Re: [tied] Unreality...

From: enlil@...
Message: 33025
Date: 2004-06-01

Peter:
> No you can't. Any language in which a distinction between vowel phonemes
> serves to distinguish minimal pairs cannot be so analysed.
> Let's see you try with English bird board bard beard burred.

We've all seen some crazy linguistic ideas floating around. I'm sure
there's an article somewhere out there on 'English monovocalism'. Hmm,
let me perform a websearch. I'm curious... :)

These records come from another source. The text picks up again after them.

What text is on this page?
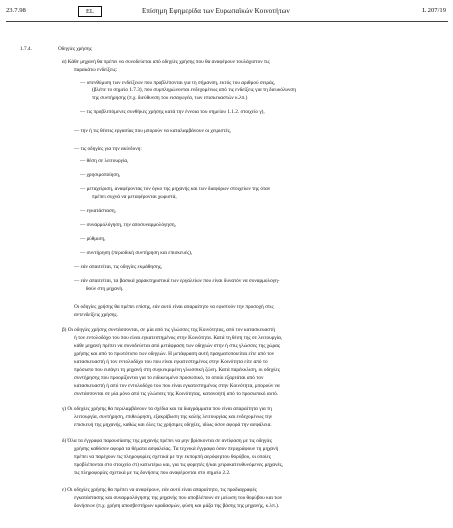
23.7.98	EL	Επίσημη Εφημερίδα των Ευρωπαϊκών Κοινοτήτων	L 207/19
1.7.4.	Οδηγίες χρήσης
α) Κάθε μηχανή θα πρέπει να συνοδεύεται από οδηγίες χρήσης που θα αναφέρουν τουλάχιστον τις
παρακάτω ενδείξεις:
— υπενθύμιση των ενδείξεων που προβλέπονται για τη σήμανση, εκτός του αριθμού σειράς,
(βλέπε το σημείο 1.7.3), που συμπληρώνονται ενδεχομένως από τις ενδείξεις για τη διευκόλυνση
της συντήρησης (π.χ. διεύθυνση του εισαγωγέα, των επισκευαστών κ.λπ.)
— τις προβλεπόμενες συνθήκες χρήσης κατά την έννοια του σημείου 1.1.2. στοιχείο γ),
— την ή τις θέσεις εργασίας που μπορούν να καταλαμβάνουν οι χειριστές,
— τις οδηγίες για την ακίνδυνη:
— θέση σε λειτουργία,
— χρησιμοποίηση,
— μεταχείριση, αναφέροντας τον όγκο της μηχανής και των διαφόρων στοιχείων της όταν
πρέπει συχνά να μεταφέρονται χωριστά,
— εγκατάσταση,
— συναρμολόγηση, την αποσυναρμολόγηση,
— ρύθμιση,
— συντήρηση (περιοδική συντήρηση και επισκευές),
— εάν απαιτείται, τις οδηγίες εκμάθησης,
— εάν απαιτείται, τα βασικά χαρακτηριστικά των εργαλείων που είναι δυνατόν να συναρμολογη-
θούν στη μηχανή.
Οι οδηγίες χρήσης θα πρέπει επίσης, εάν αυτό είναι απαραίτητο να εφιστούν την προσοχή στις
αντενδείξεις χρήσης.
β) Οι οδηγίες χρήσης συντάσσονται, σε μία από τις γλώσσες της Κοινότητας, από τον κατασκευαστή
ή τον εντολοδόχο του που είναι εγκατεστημένος στην Κοινότητα. Κατά τη θέση της σε λειτουργία,
κάθε μηχανή πρέπει να συνοδεύεται από μετάφραση των οδηγιών στην ή στις γλώσσες της χώρας
χρήσης και από το πρωτότυπο των οδηγιών. Η μετάφραση αυτή πραγματοποιείται είτε από τον
κατασκευαστή ή τον εντολοδόχο του που είναι εγκατεστημένος στην Κοινότητα είτε από το
πρόσωπο που εισάγει τη μηχανή στη συγκεκριμένη γλωσσική ζώνη. Κατά παρέκκλιση, οι οδηγίες
συντήρησης που προορίζονται για το ειδικευμένο προσωπικό, το οποίο εξαρτάται από τον
κατασκευαστή ή από τον εντολοδόχο του που είναι εγκατεστημένος στην Κοινότητα, μπορούν να
συντάσσονται σε μία μόνο από τις γλώσσες της Κοινότητας, κατανοητή από το προσωπικό αυτό.
γ) Οι οδηγίες χρήσης θα περιλαμβάνουν τα σχέδια και τα διαγράμματα που είναι απαραίτητα για τη
λειτουργία, συντήρηση, επιθεώρηση, εξακρίβωση της καλής λειτουργίας και ενδεχομένως την
επισκευή της μηχανής, καθώς και όλες τις χρήσιμες οδηγίες, ιδίως όσον αφορά την ασφάλεια.
δ) Όλα τα έγγραφα παρουσίασης της μηχανής πρέπει να μην βρίσκονται σε αντίφαση με τις οδηγίες
χρήσης καθόσον αφορά τα θέματα ασφαλείας. Τα τεχνικά έγγραφα όσον περιγράφουν τη μηχανή
πρέπει να παρέχουν τις πληροφορίες σχετικά με την εκπομπή αερόφερτου θορύβου, οι οποίες
προβλέπονται στο στοιχείο στ) κατωτέρω και, για τις φορητές ή/και χειροκατευθυνόμενες μηχανές,
τις πληροφορίες σχετικά με τις δονήσεις που αναφέρονται στο σημείο 2.2.
ε) Οι οδηγίες χρήσης θα πρέπει να αναφέρουν, εάν αυτό είναι απαραίτητο, τις προδιαγραφές
εγκατάστασης και συναρμολόγησης της μηχανής που αποβλέπουν σε μείωση του θορύβου και των
δονήσεων (π.χ. χρήση αποσβεστήρων κραδασμών, φύση και μάζα της βάσης της μηχανής, κ.λπ.).
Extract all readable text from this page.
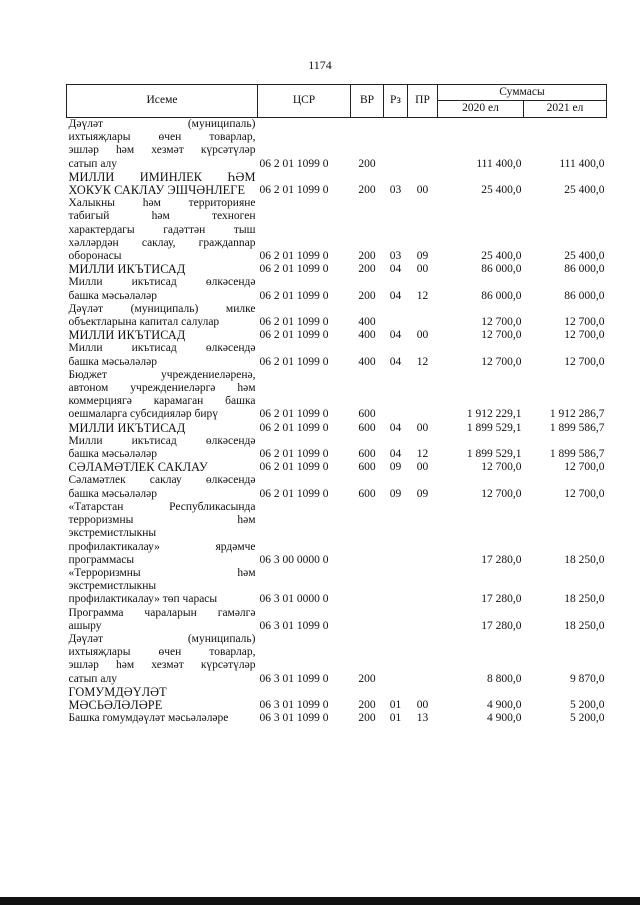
1174
Исеме	ЦСР	ВР	Рз	ПР	Суммасы	
					2020 ел	2021 ел

Дәүләт (муниципаль)
ихтыяҗлары өчен товарлар,
эшләр һәм хезмәт күрсәтүләр
сатып алу	06 2 01 1099 0	200			111 400,0	111 400,0

МИЛЛИ ИМИНЛЕК ҺӘМ
ХОКУК САКЛАУ ЭШЧӘНЛЕГЕ	06 2 01 1099 0	200	03	00	25 400,0	25 400,0

Халыкны һәм территорияне
табигый һәм техноген
характердагы гадәттән тыш
хәлләрдән саклау, граждannар
оборонасы	06 2 01 1099 0	200	03	09	25 400,0	25 400,0

МИЛЛИ ИКЪТИСАД	06 2 01 1099 0	200	04	00	86 000,0	86 000,0

Милли икътисад өлкәсендә
башка мәсьәләләр	06 2 01 1099 0	200	04	12	86 000,0	86 000,0

Дәүләт (муниципаль) милке
объектларына капитал салулар	06 2 01 1099 0	400			12 700,0	12 700,0

МИЛЛИ ИКЪТИСАД	06 2 01 1099 0	400	04	00	12 700,0	12 700,0

Милли икътисад өлкәсендә
башка мәсьәләләр	06 2 01 1099 0	400	04	12	12 700,0	12 700,0

Бюджет учреждениеләренә,
автоном учреждениеләргә һәм
коммерциягә карамаган башка
оешмаларга субсидияләр бирү	06 2 01 1099 0	600			1 912 229,1	1 912 286,7

МИЛЛИ ИКЪТИСАД	06 2 01 1099 0	600	04	00	1 899 529,1	1 899 586,7

Милли икътисад өлкәсендә
башка мәсьәләләр	06 2 01 1099 0	600	04	12	1 899 529,1	1 899 586,7

СӘЛАМӘТЛЕК САКЛАУ	06 2 01 1099 0	600	09	00	12 700,0	12 700,0

Сәламәтлек саклау өлкәсендә
башка мәсьәләләр	06 2 01 1099 0	600	09	09	12 700,0	12 700,0

«Татарстан Республикасында
терроризмны һәм
экстремистлыкны
профилактикалау» ярдәмче
программасы	06 3 00 0000 0				17 280,0	18 250,0

«Терроризмны һәм
экстремистлыкны
профилактикалау» төп чарасы	06 3 01 0000 0				17 280,0	18 250,0

Программа чараларын гамәлгә
ашыру	06 3 01 1099 0				17 280,0	18 250,0

Дәүләт (муниципаль)
ихтыяҗлары өчен товарлар,
эшләр һәм хезмәт күрсәтүләр
сатып алу	06 3 01 1099 0	200			8 800,0	9 870,0

ГОМУМДӘҮЛӘТ
МӘСЬӘЛӘЛӘРЕ	06 3 01 1099 0	200	01	00	4 900,0	5 200,0

Башка гомумдәүләт мәсьәләләре	06 3 01 1099 0	200	01	13	4 900,0	5 200,0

Okay I found this posted by Marc Hamann on the linguistList
(http://www.linguistlist.org/issues/8/8-279.html). Now, since part of the
issue here involves taking abstraction way too far, I will indirectly
quote the sensible Alexis Ramer's own words via Marc Hamann's account
of them whilst pretending it was my own amidst the confusion :P

"'(a) the so-called monovocalic hypothesis treats */e/ and */o/ as
variants of the same MORPHOphoneme (i.e., the same UNDERLYING
segment), not the same PHONEME, in PIE, and to count these two
as one phoneme would be like counting all the vowels of Hebrew
or Arabic as one phoneme, [...]'"

Precisely. Or English for that matter. So maybe /u/ in 'run' and /a/
in 'ran' are the same vowel! Of course, it's completely absurd. There
has to be a limit but some people feel less bound by logical constraints
than they should be by the constraints of a tight-fitting straightjacket.